Premièrement, les critiques que l'on pouvait entendre au milieu de la décennie précédente sur une militarisation du Sahel sous couvert de lutte fictive contre le terrorisme, et adressées aux États-Unis, montrent aujourd'hui l'aveuglement qui a longtemps abouti à ignorer la lutte engagée par l'islamisme au niveau planétaire. En réalité, le Sahel n'est qu'une case de l'échiquier mondial, une région de combat potentielle parmi d'autres à partir de l'instant où un vide sécuritaire permet l'arrivée de djihadistes en nombre important. C'est parce que les islamistes ont subi une déroute en Irak et encaissé des pertes importantes en Afghanistan que d'autres cases de l'échiquier, c'est-à-dire d'autres théâtres d'opération, ont gagné en importance - comme le Yémen, la Somalie, et donc le Sahel.
L'approche indirecte retenue par les États-Unis, passant par le développement des forces armées nationales, a montré ses limites avec l'effondrement de l'armée malienne sous les coups de boutoir des islamistes et de leurs alliés touaregs. La France, qui a également mis à profit de la discrétion et de la polyvalence de ses forces spéciales, a eu plus de succès en allant davantage dans le sens d'un engagement commun, par exemple en Mauritanie. L'opération "SERVAL" est aujourd'hui la concrétisation de cette démarche. Dans la perspective d'une interdiction stratégique, c'est-à-dire en vue d'empêcher le maintien d'un sanctuaire islamiste au Sahel, l'engagement des quelque 2500 militaires annoncés par Paris semble un bien meilleur investissement que celui fait depuis plus de 10 ans en Afghanistan, en essayant de transformer ce pays en un État moderne et démocratique au lieu simplement d'en déloger les djihadistes et d'en contenir les taliban les plus extrêmes.
Deuxièmement, l'escalade des hostilités au Mali rappelle que la montée en puissance des organisations non étatiques est immensément facilitée par le démantèlement des organisations étatiques. Personne ne regrettera le régime du colonel Kadhafi, qui a été longtemps un acteur important du terrorisme international et s'est investi dans le domaine des armes de destruction massive ; pas plus que le régime de Saddam Hussein ou, le cas échéant, celui du clan Assad.
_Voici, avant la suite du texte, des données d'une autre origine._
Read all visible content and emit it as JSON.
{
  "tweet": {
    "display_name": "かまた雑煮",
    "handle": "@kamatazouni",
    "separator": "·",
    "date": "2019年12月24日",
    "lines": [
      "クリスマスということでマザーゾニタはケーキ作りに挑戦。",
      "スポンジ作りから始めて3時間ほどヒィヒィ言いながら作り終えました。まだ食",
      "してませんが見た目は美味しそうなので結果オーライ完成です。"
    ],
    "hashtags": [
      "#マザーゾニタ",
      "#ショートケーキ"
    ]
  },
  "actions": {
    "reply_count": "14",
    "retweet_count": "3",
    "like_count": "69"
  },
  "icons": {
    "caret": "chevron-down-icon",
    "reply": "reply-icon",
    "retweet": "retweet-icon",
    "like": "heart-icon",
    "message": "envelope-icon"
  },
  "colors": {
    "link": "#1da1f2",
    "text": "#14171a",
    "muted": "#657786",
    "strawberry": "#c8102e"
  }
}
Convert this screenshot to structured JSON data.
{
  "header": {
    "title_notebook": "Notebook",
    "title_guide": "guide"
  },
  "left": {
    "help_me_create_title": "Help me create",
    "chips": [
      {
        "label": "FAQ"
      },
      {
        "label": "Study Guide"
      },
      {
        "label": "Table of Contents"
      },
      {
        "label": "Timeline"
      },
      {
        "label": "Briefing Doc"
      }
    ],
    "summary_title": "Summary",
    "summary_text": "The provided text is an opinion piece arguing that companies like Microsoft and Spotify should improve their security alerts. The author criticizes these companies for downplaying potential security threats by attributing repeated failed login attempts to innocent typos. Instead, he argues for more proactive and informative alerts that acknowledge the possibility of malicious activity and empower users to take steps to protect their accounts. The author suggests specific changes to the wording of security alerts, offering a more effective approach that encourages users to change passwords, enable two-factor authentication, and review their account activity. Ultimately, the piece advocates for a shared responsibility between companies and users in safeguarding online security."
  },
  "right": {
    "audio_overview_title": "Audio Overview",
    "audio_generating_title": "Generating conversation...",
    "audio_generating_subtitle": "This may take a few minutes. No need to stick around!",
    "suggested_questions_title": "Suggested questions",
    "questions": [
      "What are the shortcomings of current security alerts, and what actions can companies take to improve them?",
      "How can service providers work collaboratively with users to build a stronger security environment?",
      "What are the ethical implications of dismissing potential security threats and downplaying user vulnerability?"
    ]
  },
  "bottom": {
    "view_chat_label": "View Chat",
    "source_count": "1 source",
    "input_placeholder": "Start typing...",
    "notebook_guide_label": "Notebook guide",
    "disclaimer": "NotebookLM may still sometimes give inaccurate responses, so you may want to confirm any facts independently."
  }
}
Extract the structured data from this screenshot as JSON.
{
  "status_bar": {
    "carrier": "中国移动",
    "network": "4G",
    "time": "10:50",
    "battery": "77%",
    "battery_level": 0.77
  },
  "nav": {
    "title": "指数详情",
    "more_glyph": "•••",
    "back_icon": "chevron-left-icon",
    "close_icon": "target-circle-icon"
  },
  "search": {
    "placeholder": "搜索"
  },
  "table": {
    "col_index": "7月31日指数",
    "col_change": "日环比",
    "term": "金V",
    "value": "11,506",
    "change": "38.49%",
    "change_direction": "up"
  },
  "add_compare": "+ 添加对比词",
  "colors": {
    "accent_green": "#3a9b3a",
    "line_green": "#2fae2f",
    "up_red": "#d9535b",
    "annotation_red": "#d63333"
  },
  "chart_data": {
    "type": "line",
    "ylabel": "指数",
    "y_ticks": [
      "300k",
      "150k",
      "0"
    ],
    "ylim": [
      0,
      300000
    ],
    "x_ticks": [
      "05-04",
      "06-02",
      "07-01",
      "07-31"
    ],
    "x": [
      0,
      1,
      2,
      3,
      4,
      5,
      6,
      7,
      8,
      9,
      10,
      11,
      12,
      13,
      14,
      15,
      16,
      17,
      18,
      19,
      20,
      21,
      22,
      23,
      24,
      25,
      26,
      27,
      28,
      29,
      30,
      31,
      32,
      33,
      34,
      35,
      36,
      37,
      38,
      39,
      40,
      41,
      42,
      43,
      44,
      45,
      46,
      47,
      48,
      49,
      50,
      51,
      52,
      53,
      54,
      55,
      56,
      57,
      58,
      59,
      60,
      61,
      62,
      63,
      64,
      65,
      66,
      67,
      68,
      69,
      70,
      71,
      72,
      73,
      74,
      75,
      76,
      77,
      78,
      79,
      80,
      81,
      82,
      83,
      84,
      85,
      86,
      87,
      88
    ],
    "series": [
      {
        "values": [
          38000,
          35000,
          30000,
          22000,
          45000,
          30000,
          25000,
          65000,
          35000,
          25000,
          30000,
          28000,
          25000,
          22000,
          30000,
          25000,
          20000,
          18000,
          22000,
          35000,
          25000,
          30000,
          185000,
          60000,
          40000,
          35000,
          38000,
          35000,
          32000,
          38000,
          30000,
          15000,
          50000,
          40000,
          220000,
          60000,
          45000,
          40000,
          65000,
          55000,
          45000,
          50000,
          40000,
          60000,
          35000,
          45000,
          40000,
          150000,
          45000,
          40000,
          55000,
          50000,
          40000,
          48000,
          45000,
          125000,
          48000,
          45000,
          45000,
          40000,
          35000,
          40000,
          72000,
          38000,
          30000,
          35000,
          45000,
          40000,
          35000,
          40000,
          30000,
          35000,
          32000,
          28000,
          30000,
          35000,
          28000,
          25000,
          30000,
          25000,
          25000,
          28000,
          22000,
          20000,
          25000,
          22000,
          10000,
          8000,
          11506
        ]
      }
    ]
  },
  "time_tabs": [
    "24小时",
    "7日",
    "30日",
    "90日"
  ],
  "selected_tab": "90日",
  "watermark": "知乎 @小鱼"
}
Mais ces régimes autocratiques exercent un contrôle de leur population comme de leur espace tellement orientée vers leur propre survie que leur chute rend particulièrement difficile la transition vers un autre gouvernement, et offre ainsi des opportunités aux mouvances idéologiques, aux réseaux criminels ou encore aux structures claniques pour prendre ou reprendre une portion du pouvoir.
En d'autres termes, les opérations militaires visant à renverser un régime établi doivent être conçues dans la perspective de l'établissement d'un gouvernement raisonnablement légitime aux yeux de ses administrés, au service d'un État raisonnablement uni, et disposant des moyens de garantir la sécurité et la stabilité sur son territoire. Il est dès lors frappant de constater que les erreurs commises par les États-Unis en Irak, après avoir sous-estimé l'ampleur et la difficulté de la phase succédant au conflit conventionnel, ont été largement reproduites par la France et par le reste de la communauté internationale dans le cas de la Libye. Les proportions ne sont pas les mêmes, et le Sahel n'est pas un objectif comparable à Bagdad dans l'imaginaire islamiste, mais les espaces sont gigantesques et les États qui les partagent sont d'une fragilité avérée.